These are the other acts being inducted into the Rock & Roll Hall of Fame. The induction dinner takes place this evening at the Waldorf Astoria Hotel in New York but is not being televised.
* The Allman Brothers. Formed in Macon, Ga., in 1968, the Allmans mixed down-home blues and gospel with British Invasion rock and psychedelic-era jamming. Their sound laid the foundations for Southern boogie.
* Led Zeppelin. Although Led Zeppelin is synonymous with heavy rock, this English quartet drew on everything from Celtic folk and blues rock to Egyptian pop and samba drumming. One of the most popular touring acts of all time, Led Zeppelin dissolved after the death of drummer John Bonham in 1980.
* Al Green. A remarkably influential stylist, Green was the first soul singer to convey gospel-schooled intensity through restraint and understatement. He dominated the pop and R&B charts in the '70s with hits like "Let's Stay Together" and "I'm Still In Love with You," but later turned to gospel music.
* Martha and the Vandellas. One of the few Motown acts capable of matching the gritty intensity of Southern soul singers, Martha and the Vandellas will forever be remembered for such epochal hits as "Dancing In the Streets" and "(Love Is Like a) Heatwave."
* Neil Young. As a songwriter, he is second only to Bob Dylan in terms of influence and impact. As a performer, Young has done a bit of everything: folk rock, country rock, hard rock, blues, rockabilly, even electronic music and punk. Though he occasionally baffles fans, Young continues to be one of rock's most visionary performers.
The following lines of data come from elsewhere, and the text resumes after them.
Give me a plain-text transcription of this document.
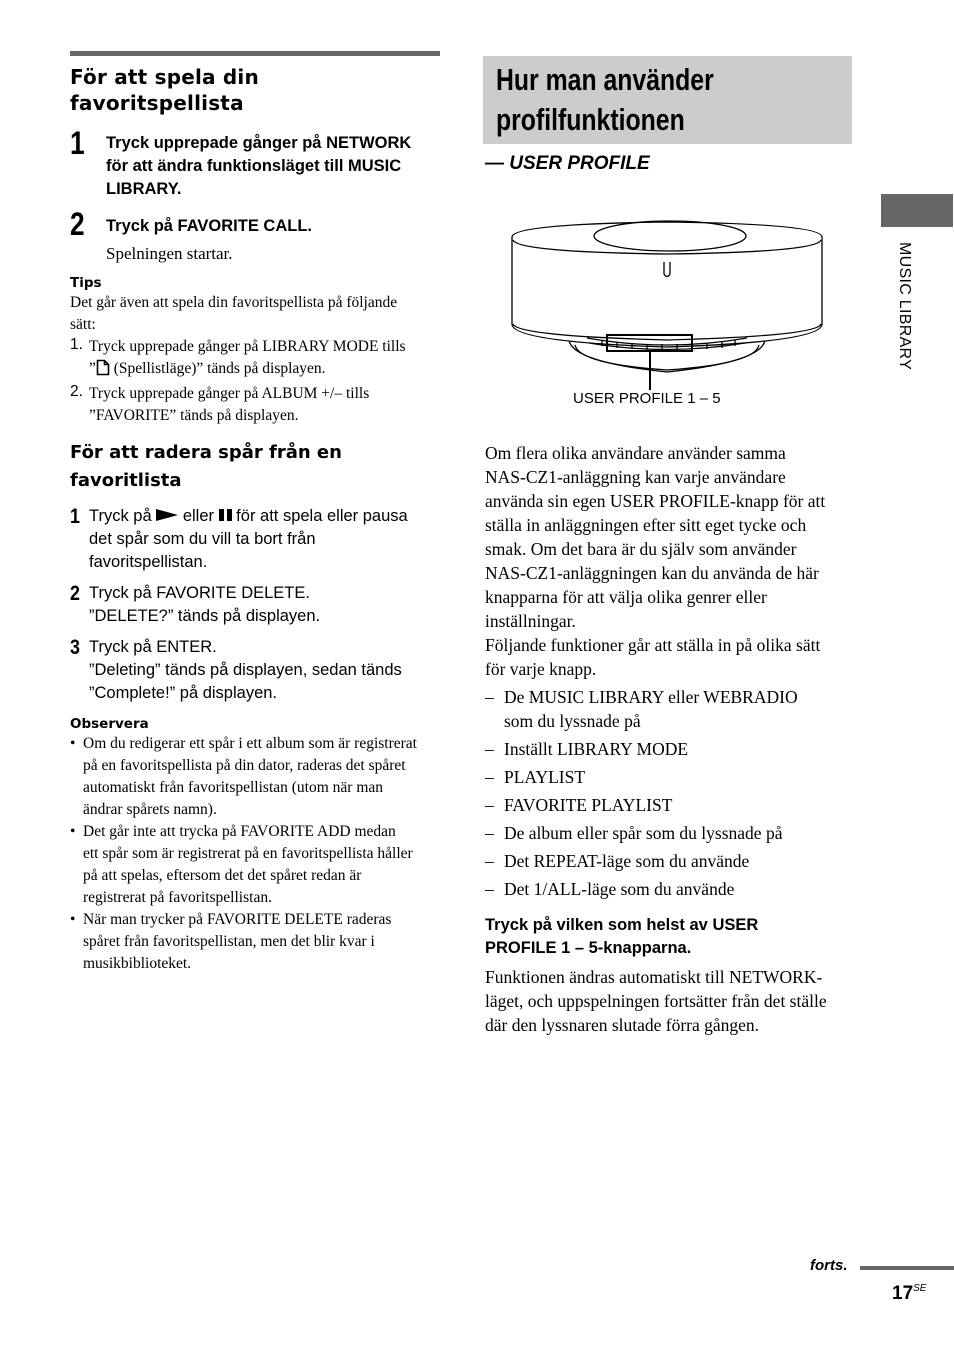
För att spela din
favoritspellista
1	Tryck upprepade gånger på NETWORK
för att ändra funktionsläget till MUSIC
LIBRARY.
2	Tryck på FAVORITE CALL.
Spelningen startar.
Tips
Det går även att spela din favoritspellista på följande
sätt:
1. Tryck upprepade gånger på LIBRARY MODE tills
” (Spellistläge)” tänds på displayen.
2. Tryck upprepade gånger på ALBUM +/– tills
”FAVORITE” tänds på displayen.
För att radera spår från en
favoritlista
1 Tryck på  eller  för att spela eller pausa
det spår som du vill ta bort från
favoritspellistan.
2 Tryck på FAVORITE DELETE.
”DELETE?” tänds på displayen.
3 Tryck på ENTER.
”Deleting” tänds på displayen, sedan tänds
”Complete!” på displayen.
Observera
• Om du redigerar ett spår i ett album som är registrerat
på en favoritspellista på din dator, raderas det spåret
automatiskt från favoritspellistan (utom när man
ändrar spårets namn).
• Det går inte att trycka på FAVORITE ADD medan
ett spår som är registrerat på en favoritspellista håller
på att spelas, eftersom det det spåret redan är
registrerat på favoritspellistan.
• När man trycker på FAVORITE DELETE raderas
spåret från favoritspellistan, men det blir kvar i
musikbiblioteket.
Hur man använder
profilfunktionen
— USER PROFILE
USER PROFILE 1 – 5
Om flera olika användare använder samma
NAS-CZ1-anläggning kan varje användare
använda sin egen USER PROFILE-knapp för att
ställa in anläggningen efter sitt eget tycke och
smak. Om det bara är du själv som använder
NAS-CZ1-anläggningen kan du använda de här
knapparna för att välja olika genrer eller
inställningar.
Följande funktioner går att ställa in på olika sätt
för varje knapp.
– De MUSIC LIBRARY eller WEBRADIO
som du lyssnade på
– Inställt LIBRARY MODE
– PLAYLIST
– FAVORITE PLAYLIST
– De album eller spår som du lyssnade på
– Det REPEAT-läge som du använde
– Det 1/ALL-läge som du använde
Tryck på vilken som helst av USER
PROFILE 1 – 5-knapparna.
Funktionen ändras automatiskt till NETWORK-
läget, och uppspelningen fortsätter från det ställe
där den lyssnaren slutade förra gången.
MUSIC LIBRARY
forts.
$17^{SE}$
* Janis Joplin. Among the first rock singers to stress the importance of early blues artists, this Bessie Smith acolyte turned the rock world on its ear with her incendiary performance at the 1967 Monterey Pop Festival. A legendarily outrageous performer, she died in 1970.
* Frank Zappa. Few rock musicians have ever matched the range and intelligence of this Baltimore-born guitarist and composer. Although Zappa, who died last year of prostate cancer, was probably best-known for humorous work like the hit "Valley Girl," his output included everything from doo-wop to avant garde orchestral compositions.